27 Şubat 2012

Fetih 1453

Filme vereceğim not 1,5/10 Öncelikle bu kesinlikle bir film olamamış. Görselleştirilmiş tarih dersi seyrediyor havasında bir şey yapılmış ve bir ders için ne kadar özenilecekse de anca o kadar özenilmiş. Sadece olayları anlatmak film yapmak değildir. En başta filmin ismini beğenmedim. Filmin isminde bence İstanbul geçmeliydi. Konstantiniyye olan bir şehrin, istanbul olmasının hikayesi bu en temelde ve filmin isminde de bu vurgulanmalıydı. AMa haydi bu bir bakış açısıdır diyebiliriz ama senaryo berbattı. Film zaten ilk başlarda önce medine sonra edirne istanbul yeniden edirne falan devamlı kısa kısa sekanslarla dolaşıp durduğu için bir süre filme giremiyoruz. Zaten bildiğimiz konuları görsel olarak izliyoruz. Arada anlatıcının varlığı sanki ders dinliyormuşuz havasına sokuyor. bu yönüyle tamamen berbat. Medine sahnelerinde kameranın peygamberimizin point of view undan verilmiş olmasını da ayrıca bir terbiyesizlik olarak görüyorum. sahnelerin zaten bir duygusal aktarımı olmadığı düşünülürse peygamberimizin istanbulla ilgili müjdesi yazılı olarak en başta verilse çok daha etkili olurdu.

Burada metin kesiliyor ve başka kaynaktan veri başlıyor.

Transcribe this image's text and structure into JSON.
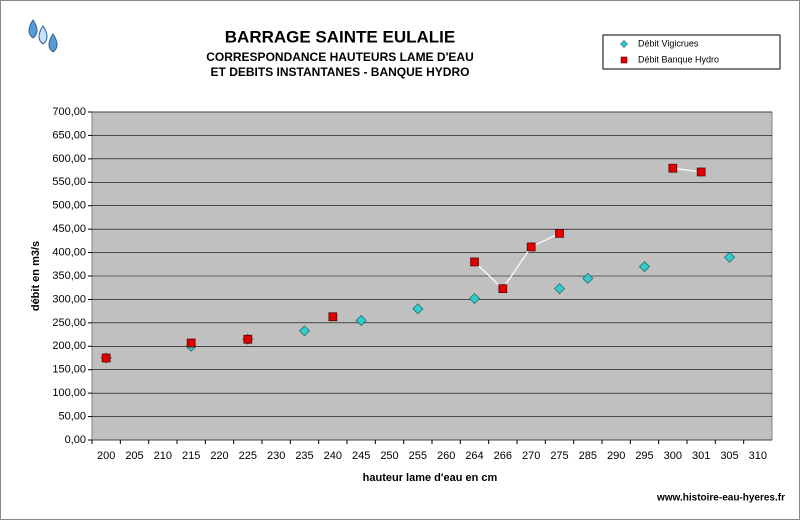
{
  "chart_data": {
    "type": "scatter",
    "title": "BARRAGE SAINTE EULALIE",
    "subtitle": [
      "CORRESPONDANCE HAUTEURS LAME D'EAU",
      "ET DEBITS INSTANTANES - BANQUE HYDRO"
    ],
    "x_label": "hauteur lame d'eau en cm",
    "y_label": "débit en m3/s",
    "footer": "www.histoire-eau-hyeres.fr",
    "categories": [
      "200",
      "205",
      "210",
      "215",
      "220",
      "225",
      "230",
      "235",
      "240",
      "245",
      "250",
      "255",
      "260",
      "264",
      "266",
      "270",
      "275",
      "285",
      "290",
      "295",
      "300",
      "301",
      "305",
      "310"
    ],
    "series": [
      {
        "name": "Débit Vigicrues",
        "color": "#33cccc",
        "marker": "diamond",
        "values": [
          175,
          null,
          null,
          200,
          null,
          215,
          null,
          233,
          null,
          255,
          null,
          280,
          null,
          302,
          null,
          null,
          323,
          345,
          null,
          370,
          null,
          null,
          390,
          null
        ]
      },
      {
        "name": "Débit Banque Hydro",
        "color": "#e00000",
        "marker": "square",
        "line_color": "#ffffff",
        "values": [
          175,
          null,
          null,
          207,
          null,
          215,
          null,
          null,
          263,
          null,
          null,
          null,
          null,
          380,
          323,
          412,
          441,
          null,
          null,
          null,
          580,
          572,
          null,
          null
        ]
      }
    ],
    "ylim": [
      0,
      700
    ],
    "yticks": [
      {
        "value": 0,
        "label": "0,00"
      },
      {
        "value": 50,
        "label": "50,00"
      },
      {
        "value": 100,
        "label": "100,00"
      },
      {
        "value": 150,
        "label": "150,00"
      },
      {
        "value": 200,
        "label": "200,00"
      },
      {
        "value": 250,
        "label": "250,00"
      },
      {
        "value": 300,
        "label": "300,00"
      },
      {
        "value": 350,
        "label": "350,00"
      },
      {
        "value": 400,
        "label": "400,00"
      },
      {
        "value": 450,
        "label": "450,00"
      },
      {
        "value": 500,
        "label": "500,00"
      },
      {
        "value": 550,
        "label": "550,00"
      },
      {
        "value": 600,
        "label": "600,00"
      },
      {
        "value": 650,
        "label": "650,00"
      },
      {
        "value": 700,
        "label": "700,00"
      }
    ],
    "grid": true,
    "plot_background": "#c0c0c0",
    "legend": "top-right"
  }
}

Fatih i oynayan oyuncu o yükü kaldıramamış bu yükü kaldıramamanın dışında kötü bir oyuncu olduğunu da düşünüyorum. koskoca fatih iki vezire kızan istanbul düşmedikçe de mal mal surlara bakan bir adam olarak tasvir edilmiş. hele filmin bir noktasında haritanın üzerine bir hançer fırlatma sahnesi var ki güldürdü beni o kadar filmden ayrık duruyor ki belli 100 bin kere çekmişler bir türlü olmamış en sonunda bir tanesini koymuşlar. film baştan aşağı böyle akışa uymayan sahnelerle dolu. oldukça acemice yönetilmiş. filmde fatihin fetihle ilgili tek katkısı ikinci hisarı yaptırmak gibi görünüyor. oysa topları döktüren o gemileri yürüten o diyerek ve dinleyerek büyümüş bir nesil var sonuçta film yapıyorsan böylesine duygulu malzemeleri kullanmamak saçmalık. Fatihin atını denize sürdüğü sahne bu kadar kof işlenebilir o noktaya fatihin gelişinin duygu yoğunluğu her kare işlenmeliydi ve izleyici ile birlikte fatih de o sahnede atını denize sürmeliydi. filmin hiç bir sahnesinde karakterlerin duygularını hissedip bir şeyleri aştıklarında yada fethettiklerinde istanbulu göğsünüze sığamadığınızı ve gözlerinizin dolduğunu hissedemiyorsunuz. Bütün o savaş sahneleri gemi sahneleri yani bilgisayarlı sahneler filmin genel renginden gerçek sahnelerin görüntüsünden o kadar başarısız şekilde kopukki hiç bir zevk vermiyor. Kocaman kocaman kalablıklar gösterip daha sonra bütün savaşı iki kişinin 3-5 kişinin kılıç savaşına indirgemek de saçma olmuş. Araya serpilmiş iki üç top atışı bir kaç mancınık görüntüsü malesef çok hafif kalmış. Filmde bazı yakın kavga sahnelerinde allahuekber diyerek savaşan insanlar duysak da genel savaş sahnelerinde spartacus deki ayı bağırtısı seslerine benzer sesler dışında bir şey duyulmuyor. Eğer peygamberin müjdelediği bir ordu diyerek filme başlıyorsan bu insanların hiyaa ahhyaak şeklinde savaşmıyacağını da düşünmek gerekirdi. Ulubatlı hasanın neredeyse sancağı bir kadını düşünerek dikmeyi başardığını ima etmek falan saçmalık

sesler sahnelere uymuyor yankıları tonları ortamlarla alakasız.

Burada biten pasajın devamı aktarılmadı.